STIPB performance hit

By: Travis Downs (, November 18, 2018 10:13 am
Room: Moderated Discussions
Looks like Intel hyperthreaded boxes that move to kernel 4.20 are about to take a big hit in performance (and here's some follow-up benchmarks).

This one is special since it's the first mitigation, that I'm aware of, that affects purely computational code that doesn't make any system calls or additional context switches, etc. The other mitigations largely all occurred at user-kernel boundaries. So you see a more or less across the board hit even on stuff that wasn't effected before.

As far as I know this mitigation only impacts indirect branch prediction, by "isolating" the predictors on sibling logical threads.

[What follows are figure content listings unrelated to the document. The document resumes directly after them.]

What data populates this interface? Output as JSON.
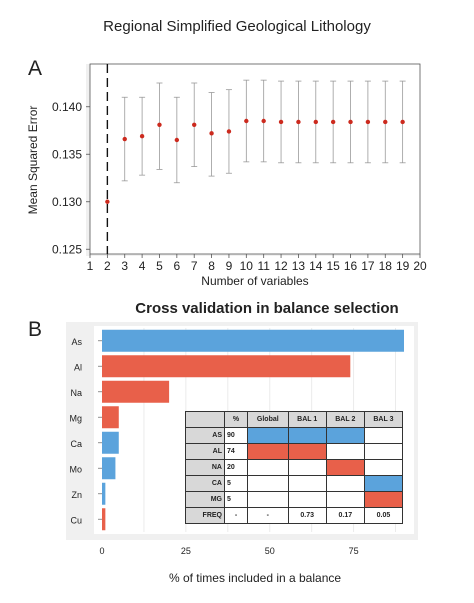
{
  "figure_title": "Regional Simplified Geological Lithology",
  "panel_labels": [
    "A",
    "B"
  ],
  "colors": {
    "blue": "#5ba3dc",
    "red": "#e8604a",
    "dot": "#cc2a1e",
    "grid": "#e6e6e6",
    "panel": "#f0f0f0"
  },
  "chart_data": [
    {
      "type": "scatter",
      "title": "",
      "xlabel": "Number of variables",
      "ylabel": "Mean Squared Error",
      "xlim": [
        1,
        20
      ],
      "ylim": [
        0.1245,
        0.1445
      ],
      "xticks": [
        1,
        2,
        3,
        4,
        5,
        6,
        7,
        8,
        9,
        10,
        11,
        12,
        13,
        14,
        15,
        16,
        17,
        18,
        19,
        20
      ],
      "yticks": [
        0.125,
        0.13,
        0.135,
        0.14
      ],
      "ytick_labels": [
        "0.125",
        "0.130",
        "0.135",
        "0.140"
      ],
      "vline_x": 2,
      "points": [
        {
          "x": 2,
          "y": 0.13,
          "err_low": null,
          "err_high": null
        },
        {
          "x": 3,
          "y": 0.1366,
          "err_low": 0.1322,
          "err_high": 0.141
        },
        {
          "x": 4,
          "y": 0.1369,
          "err_low": 0.1328,
          "err_high": 0.141
        },
        {
          "x": 5,
          "y": 0.1381,
          "err_low": 0.1334,
          "err_high": 0.1425
        },
        {
          "x": 6,
          "y": 0.1365,
          "err_low": 0.132,
          "err_high": 0.141
        },
        {
          "x": 7,
          "y": 0.1381,
          "err_low": 0.1337,
          "err_high": 0.1425
        },
        {
          "x": 8,
          "y": 0.1372,
          "err_low": 0.1327,
          "err_high": 0.1415
        },
        {
          "x": 9,
          "y": 0.1374,
          "err_low": 0.133,
          "err_high": 0.1418
        },
        {
          "x": 10,
          "y": 0.1385,
          "err_low": 0.1342,
          "err_high": 0.1428
        },
        {
          "x": 11,
          "y": 0.1385,
          "err_low": 0.1342,
          "err_high": 0.1428
        },
        {
          "x": 12,
          "y": 0.1384,
          "err_low": 0.1341,
          "err_high": 0.1427
        },
        {
          "x": 13,
          "y": 0.1384,
          "err_low": 0.1341,
          "err_high": 0.1427
        },
        {
          "x": 14,
          "y": 0.1384,
          "err_low": 0.1341,
          "err_high": 0.1427
        },
        {
          "x": 15,
          "y": 0.1384,
          "err_low": 0.1341,
          "err_high": 0.1427
        },
        {
          "x": 16,
          "y": 0.1384,
          "err_low": 0.1341,
          "err_high": 0.1427
        },
        {
          "x": 17,
          "y": 0.1384,
          "err_low": 0.1341,
          "err_high": 0.1427
        },
        {
          "x": 18,
          "y": 0.1384,
          "err_low": 0.1341,
          "err_high": 0.1427
        },
        {
          "x": 19,
          "y": 0.1384,
          "err_low": 0.1341,
          "err_high": 0.1427
        }
      ]
    },
    {
      "type": "bar",
      "orientation": "horizontal",
      "title": "Cross validation in balance selection",
      "xlabel": "% of times included in a balance",
      "ylabel": "",
      "xlim": [
        0,
        90
      ],
      "xticks": [
        0,
        25,
        50,
        75
      ],
      "categories": [
        "As",
        "Al",
        "Na",
        "Mg",
        "Ca",
        "Mo",
        "Zn",
        "Cu"
      ],
      "values": [
        90,
        74,
        20,
        5,
        5,
        4,
        1,
        1
      ],
      "bar_colors": [
        "blue",
        "red",
        "red",
        "red",
        "blue",
        "blue",
        "blue",
        "red"
      ]
    }
  ],
  "table": {
    "headers": [
      "",
      "%",
      "Global",
      "BAL 1",
      "BAL 2",
      "BAL 3"
    ],
    "rows": [
      {
        "label": "AS",
        "pct": "90",
        "cells": [
          "blue",
          "blue",
          "blue",
          ""
        ]
      },
      {
        "label": "AL",
        "pct": "74",
        "cells": [
          "red",
          "red",
          "",
          ""
        ]
      },
      {
        "label": "NA",
        "pct": "20",
        "cells": [
          "",
          "",
          "red",
          ""
        ]
      },
      {
        "label": "CA",
        "pct": "5",
        "cells": [
          "",
          "",
          "",
          "blue"
        ]
      },
      {
        "label": "MG",
        "pct": "5",
        "cells": [
          "",
          "",
          "",
          "red"
        ]
      }
    ],
    "freq_row": {
      "label": "FREQ",
      "values": [
        "-",
        "-",
        "0.73",
        "0.17",
        "0.05"
      ]
    }
  }
}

A typical performance impact of 20%-40%, in code that isn't going to contain that many indirect branches, suggests to me that this mode simply disables the predictor, or at least cripples it in a way that is effectively disabled, so you take a mispredict for most indirect branches. Anything less aggressive than that I don't see having such a large impact.

For example, if you just statically partitioned the IBTB between the two logical threads, the impact would be much less, probably in the low single-digit %s. It is not entirely surprising that you can't simply partition the resources using microcode and the only option is to effectively disable it. That's part for the course for most microcode fixes that affect low-level hardcoded stuff like this (see the disabling of the LSD [1] and TSX).

Anyone have any insight on what STIPB actually does? I guess I can test it once I get the new kernel and firmware.

[1] This doesn't get discussed much, but I disabling this feature has an ongoing drain of something like 10 to 100 MW worldwide, or the energy consumption of a small city. That will only increase as SKX servers start to take over Broadwell and earlier in the cloud and on-premise.